# Thread: Sum of Two Squares theorem

1. ## Sum of Two Squares theorem

If m is odd and if every prime dividing m is congruent to 1 modulo 4, prove that m can be written as the sum of two squares $m = a^{2} + b^{2}$ where gcd(a,b) = 1.

So it's easy enough to prove that it is the sum of two squares (the product of two primes that be written as the sum of two squares is also the sum of two squares), but I don't know how to prove that the gcd would be 1. A follow up question is , if m is even and m/2 and every prime dividing m/2 is congruent to 1 modulo 4, prove that m can be wrtten as a sum of two squares $m= a^{2} + b^{2}$ with gcd(a,b)=1. Thanks

2. ## Re: Sum of Two Squares theorem

So I've tried using induction on $p$ but I still can't get the fact that the two squares are relatively prime.

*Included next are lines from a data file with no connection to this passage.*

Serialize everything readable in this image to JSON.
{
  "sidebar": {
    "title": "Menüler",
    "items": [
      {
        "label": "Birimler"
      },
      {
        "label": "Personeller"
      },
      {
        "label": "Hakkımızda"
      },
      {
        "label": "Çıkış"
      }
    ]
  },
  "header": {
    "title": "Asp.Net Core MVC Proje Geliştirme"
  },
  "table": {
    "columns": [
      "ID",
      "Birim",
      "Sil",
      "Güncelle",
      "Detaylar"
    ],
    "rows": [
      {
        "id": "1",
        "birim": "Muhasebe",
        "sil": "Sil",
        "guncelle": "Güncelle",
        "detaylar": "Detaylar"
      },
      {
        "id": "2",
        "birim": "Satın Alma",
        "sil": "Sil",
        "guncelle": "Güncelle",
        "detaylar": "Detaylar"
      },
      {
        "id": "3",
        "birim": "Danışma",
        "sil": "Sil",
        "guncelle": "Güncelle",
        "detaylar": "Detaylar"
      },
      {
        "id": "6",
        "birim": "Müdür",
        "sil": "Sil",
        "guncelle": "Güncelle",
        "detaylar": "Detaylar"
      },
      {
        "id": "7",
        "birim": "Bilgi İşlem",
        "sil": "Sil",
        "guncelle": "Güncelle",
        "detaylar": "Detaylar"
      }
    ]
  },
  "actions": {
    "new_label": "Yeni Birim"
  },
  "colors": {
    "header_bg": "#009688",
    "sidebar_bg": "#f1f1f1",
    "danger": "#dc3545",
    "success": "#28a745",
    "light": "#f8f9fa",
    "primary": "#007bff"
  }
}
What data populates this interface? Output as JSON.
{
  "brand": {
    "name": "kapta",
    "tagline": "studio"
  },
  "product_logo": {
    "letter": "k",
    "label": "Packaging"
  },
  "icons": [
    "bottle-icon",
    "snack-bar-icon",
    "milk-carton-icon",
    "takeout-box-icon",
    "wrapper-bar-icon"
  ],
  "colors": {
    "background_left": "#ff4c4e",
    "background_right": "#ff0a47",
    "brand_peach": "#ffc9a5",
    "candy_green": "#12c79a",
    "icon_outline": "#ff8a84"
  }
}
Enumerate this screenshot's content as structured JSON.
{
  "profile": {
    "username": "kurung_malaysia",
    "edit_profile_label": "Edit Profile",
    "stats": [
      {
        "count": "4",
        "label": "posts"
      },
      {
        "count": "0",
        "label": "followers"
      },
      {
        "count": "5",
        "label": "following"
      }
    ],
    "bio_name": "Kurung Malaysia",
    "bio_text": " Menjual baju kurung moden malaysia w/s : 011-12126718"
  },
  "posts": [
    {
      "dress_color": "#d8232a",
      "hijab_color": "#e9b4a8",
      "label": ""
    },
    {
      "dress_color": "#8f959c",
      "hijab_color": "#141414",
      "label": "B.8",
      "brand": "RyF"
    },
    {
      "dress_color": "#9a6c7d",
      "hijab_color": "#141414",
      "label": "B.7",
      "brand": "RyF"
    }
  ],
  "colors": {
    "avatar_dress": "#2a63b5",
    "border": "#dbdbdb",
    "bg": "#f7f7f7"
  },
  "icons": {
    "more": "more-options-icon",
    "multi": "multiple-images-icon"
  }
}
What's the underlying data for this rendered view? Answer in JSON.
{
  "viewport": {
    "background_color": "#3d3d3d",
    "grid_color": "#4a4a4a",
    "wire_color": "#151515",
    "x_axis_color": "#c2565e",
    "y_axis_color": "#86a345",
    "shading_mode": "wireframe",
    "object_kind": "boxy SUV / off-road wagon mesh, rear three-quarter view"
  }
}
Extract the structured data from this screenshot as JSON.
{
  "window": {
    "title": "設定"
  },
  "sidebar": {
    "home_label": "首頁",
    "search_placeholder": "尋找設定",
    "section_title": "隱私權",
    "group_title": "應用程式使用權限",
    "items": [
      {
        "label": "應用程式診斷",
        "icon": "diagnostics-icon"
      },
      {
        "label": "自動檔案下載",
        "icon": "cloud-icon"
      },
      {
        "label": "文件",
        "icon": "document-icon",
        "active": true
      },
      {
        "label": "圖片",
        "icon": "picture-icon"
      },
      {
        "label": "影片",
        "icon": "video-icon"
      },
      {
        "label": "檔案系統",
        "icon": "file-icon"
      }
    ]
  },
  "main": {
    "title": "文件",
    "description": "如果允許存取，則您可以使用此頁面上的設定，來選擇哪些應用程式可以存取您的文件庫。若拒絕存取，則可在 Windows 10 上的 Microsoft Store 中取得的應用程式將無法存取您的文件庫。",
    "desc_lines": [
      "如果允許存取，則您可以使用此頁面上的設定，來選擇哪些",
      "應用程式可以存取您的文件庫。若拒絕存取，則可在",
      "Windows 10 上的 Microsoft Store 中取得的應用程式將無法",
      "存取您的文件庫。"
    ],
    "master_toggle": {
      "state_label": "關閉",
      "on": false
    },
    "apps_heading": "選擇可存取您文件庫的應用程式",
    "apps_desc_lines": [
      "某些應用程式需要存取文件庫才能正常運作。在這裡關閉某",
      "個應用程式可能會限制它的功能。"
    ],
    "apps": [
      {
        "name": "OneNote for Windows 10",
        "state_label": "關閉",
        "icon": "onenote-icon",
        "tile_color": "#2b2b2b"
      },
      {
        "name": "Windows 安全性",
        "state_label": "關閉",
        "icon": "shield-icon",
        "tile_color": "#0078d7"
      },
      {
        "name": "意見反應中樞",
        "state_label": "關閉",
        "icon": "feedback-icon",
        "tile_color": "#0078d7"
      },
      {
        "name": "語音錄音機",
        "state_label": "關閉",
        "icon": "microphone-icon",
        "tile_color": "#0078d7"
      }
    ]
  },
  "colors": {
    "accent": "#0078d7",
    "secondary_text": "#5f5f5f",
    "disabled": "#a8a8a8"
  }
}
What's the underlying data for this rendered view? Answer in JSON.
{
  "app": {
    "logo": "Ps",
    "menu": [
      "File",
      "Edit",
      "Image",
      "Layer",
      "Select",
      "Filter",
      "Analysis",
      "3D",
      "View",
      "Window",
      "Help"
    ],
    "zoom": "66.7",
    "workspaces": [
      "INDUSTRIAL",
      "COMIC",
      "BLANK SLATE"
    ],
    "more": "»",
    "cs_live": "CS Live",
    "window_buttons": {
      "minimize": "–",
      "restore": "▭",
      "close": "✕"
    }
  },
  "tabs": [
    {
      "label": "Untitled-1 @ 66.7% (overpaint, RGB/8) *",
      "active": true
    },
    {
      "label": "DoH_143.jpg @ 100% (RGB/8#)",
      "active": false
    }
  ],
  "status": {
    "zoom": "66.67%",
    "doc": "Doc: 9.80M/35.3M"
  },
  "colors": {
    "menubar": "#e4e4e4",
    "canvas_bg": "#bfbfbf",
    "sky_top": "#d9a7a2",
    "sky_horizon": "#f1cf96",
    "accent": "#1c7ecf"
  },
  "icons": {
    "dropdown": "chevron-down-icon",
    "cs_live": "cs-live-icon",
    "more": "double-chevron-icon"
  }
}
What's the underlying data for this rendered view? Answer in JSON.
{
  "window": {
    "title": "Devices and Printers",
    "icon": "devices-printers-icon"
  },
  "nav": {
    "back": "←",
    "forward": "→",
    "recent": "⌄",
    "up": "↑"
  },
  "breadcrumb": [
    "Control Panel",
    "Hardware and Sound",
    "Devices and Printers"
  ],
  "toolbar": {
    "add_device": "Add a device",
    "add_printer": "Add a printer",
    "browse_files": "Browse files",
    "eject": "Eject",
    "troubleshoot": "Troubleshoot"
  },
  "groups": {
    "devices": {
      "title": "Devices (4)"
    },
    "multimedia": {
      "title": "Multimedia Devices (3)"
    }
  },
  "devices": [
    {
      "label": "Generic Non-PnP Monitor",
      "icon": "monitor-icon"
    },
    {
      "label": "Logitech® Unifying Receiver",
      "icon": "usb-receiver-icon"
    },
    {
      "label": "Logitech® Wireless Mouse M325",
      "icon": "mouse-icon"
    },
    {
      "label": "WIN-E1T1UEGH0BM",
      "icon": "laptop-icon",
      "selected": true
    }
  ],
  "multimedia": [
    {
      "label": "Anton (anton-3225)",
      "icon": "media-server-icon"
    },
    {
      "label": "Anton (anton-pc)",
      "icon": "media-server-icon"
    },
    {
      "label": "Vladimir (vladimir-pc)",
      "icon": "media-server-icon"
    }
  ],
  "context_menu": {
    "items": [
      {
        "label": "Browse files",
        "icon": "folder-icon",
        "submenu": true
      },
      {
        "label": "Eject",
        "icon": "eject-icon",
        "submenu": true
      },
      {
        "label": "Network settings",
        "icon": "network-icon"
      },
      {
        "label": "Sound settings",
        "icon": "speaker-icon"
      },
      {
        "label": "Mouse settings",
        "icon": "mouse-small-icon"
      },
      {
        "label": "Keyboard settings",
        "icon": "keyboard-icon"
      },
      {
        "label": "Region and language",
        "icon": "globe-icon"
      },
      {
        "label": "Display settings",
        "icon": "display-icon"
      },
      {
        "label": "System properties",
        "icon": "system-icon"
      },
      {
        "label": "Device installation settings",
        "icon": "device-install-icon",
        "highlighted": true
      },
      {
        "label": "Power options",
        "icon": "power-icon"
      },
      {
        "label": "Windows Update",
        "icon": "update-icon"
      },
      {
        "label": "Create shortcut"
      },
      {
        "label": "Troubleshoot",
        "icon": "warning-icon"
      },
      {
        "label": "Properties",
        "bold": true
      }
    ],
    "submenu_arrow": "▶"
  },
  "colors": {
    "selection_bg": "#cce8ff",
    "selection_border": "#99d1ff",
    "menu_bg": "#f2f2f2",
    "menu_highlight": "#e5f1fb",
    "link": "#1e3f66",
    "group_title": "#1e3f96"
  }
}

3. ## Re: Sum of Two Squares theorem

Firstly, how exactly did you show that m = a^2 + b^2?
Secondly, are you allowed to use the Gaussian integers?

4. ## Re: Sum of Two Squares theorem

Well, we showed $m = a^{2}+b^{2}$ by using the fact that any prime congruent 1 modulo 4 can be written as a sum of two squares, and a product of sums of squares is a sum of squares as well. And no, we haven't covered those in class.